Linux discovery and SSH Public / Private Keys

Go to solution
lmundere
Kilo Sage

‎02-28-2022 03:21 AM

Hi,

I am currently setting up the Linux Discovery, and we have opted to use the SSH Private Key, and I have received the pair, (both private and public key), I understand that I will add the private key in the SSH private Key within the credentials in ServiceNow and my question is where to put the Public Key? I am going to use a MID Server hosted on a Windows Server.

0 Helpfuls
  • 5,317 Views
1 ACCEPTED SOLUTION

Go to solution
VivekSattanatha
Mega Sage
Mega Sage

‎03-01-2022 01:12 AM

Hi,

 

The public key must be configured on the each target system which you will be discovering., your Linux administrator will help you place the public keys on the target devices. From Servicenow you need to add the private key only. If your linux administrator didnt place the public key on the target devices then the private key which you added on the servicenow instance wont work so before discovering just check with your linux admins whether the public keys are there in the target devices.

 

 

Regards,

Vivek

View solution in original post

0 Helpfuls
7 REPLIES 7

Go to solution
Maik Skoddow
Tera Patron
Tera Patron

‎02-28-2022 03:30 AM

Hi @lmundere 

please have a look on https://docs.servicenow.com/bundle/rome-servicenow-platform/page/product/credentials/reference/r_SSH...

You don't need the public key.

Kind regards
Maik

Go to solution
Jim Palmer
ServiceNow Employee
ServiceNow Employee

‎02-28-2022 01:41 PM

There's a stack of great documentation on public key authentication available on the web, some more technical than others, but as a basic concept (and this is over-simplified) the public key allows the client to encrypt data, while the private key allows you to decrypt data.

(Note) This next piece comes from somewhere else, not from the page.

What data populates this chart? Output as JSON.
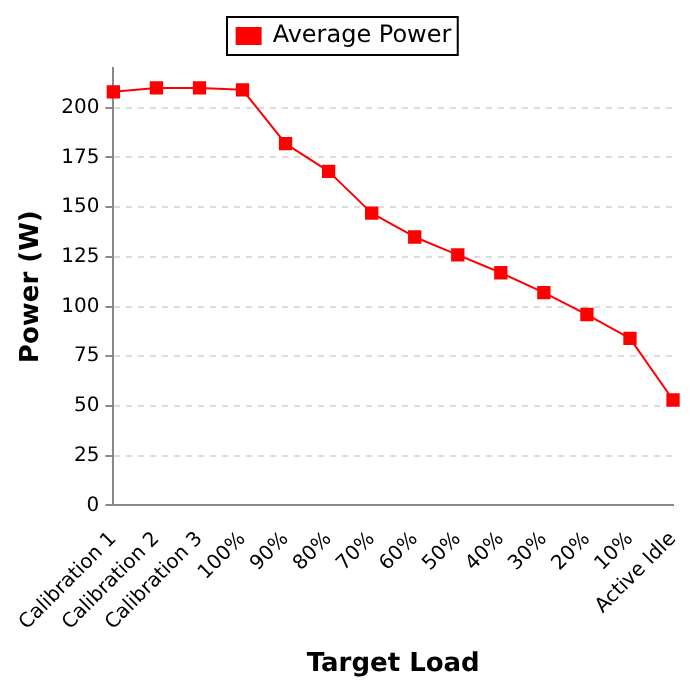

So in the context of ServiceNow discovery, ServiceNow holds the private key (decryption key) and you send the public key (encryption method) to the Linux servers you want to discover. Maik's link below is setting up the private key in ServiceNow but you still need to configure the targets for discovery.

 

To setup SSH authentication on a target:
By default, on the target host, you append the contents of the key generated *pub file on a new line into a special file the home directory of the user you wish to authenticate as:

e.g. my username is 'sndisco'
The file I use is '/home/sndisco/.ssh/authorized_keys'

Then when ServiceNow tries to discover as 'sndisco', it'll ask the discovery target if it can use the private key file for authentication and if the key is setup, it'll authenticate with the keys rather than password, and if the key is not setup properly, it by default is setup to fall back to user/password.

 

This - on face value - is a good explainer on how to setup key auth. It does get into the weeds of SSH server and client settings that can stop authentication from working.

https://www.digitalocean.com/community/tutorials/ssh-essentials-working-with-ssh-servers-clients-and-keys

 

Note how i've used the phrase 'by default' a lot. You can configure ssh authentication on the server and the client in a lot of different ways and you can even add directives on the public keys themselves to further limit access, so there's a lot of 'ifs' depending on security policy. 

And i haven't even touched the sudoers setup for privilege escalation on the target...

0 Helpfuls

Go to solution
MA11
Tera Expert
In response to Jim Palmer

‎10-17-2022 12:25 PM

Hi,

And... what you think about touch now the sudoers setup?

 

Thanks. 

0 Helpfuls

Go to solution
Jim Palmer
ServiceNow Employee
ServiceNow Employee
In response to MA11

‎10-17-2022 03:19 PM

Regarding sudoers;

 

The ServiceNow docs page has the list of commands required and additional file/command requirements for discovery of software/subsystem discovery here:

https://docs.servicenow.com/bundle/sandiego-platform-security/page/product/credentials/reference/r_S...

 

sudoers can get complex and can be very highly customised on each target with include files/directories and it's usually safer to leave it entirely up to your Linux admins to get the setup right. As if you break it, generally the only way to get privilege back is direct access to the root account (which in some organisations has a whole lot of additional security process). Sometimes there are other tools used to manage the sudoers files automatically.

Remember, sudoers is a privilege escalation tool so there will be additional steps to get access, follow your organisations processes.

 

But here's some documentation:

https://www.digitalocean.com/community/tutorials/how-to-edit-the-sudoers-file

https://www.sudo.ws/docs/man/1.8.17/sudoers.man/

 

 

And some tips/gotchas:

ALL=(root) NOPASSWD:...

NOPASSWD is a great option in the sudoers config if you're using SSH keys (see the ServiceNow docs) but starting it with the ALL directive is way too broad and the security team won't like it.

Defaults:disco !requiretty

(In this case 'disco' is the discovery user) Also useful for SSH key auth as you won't get a 'real' tty (terminal) for that user when doing discovery via ssh keys.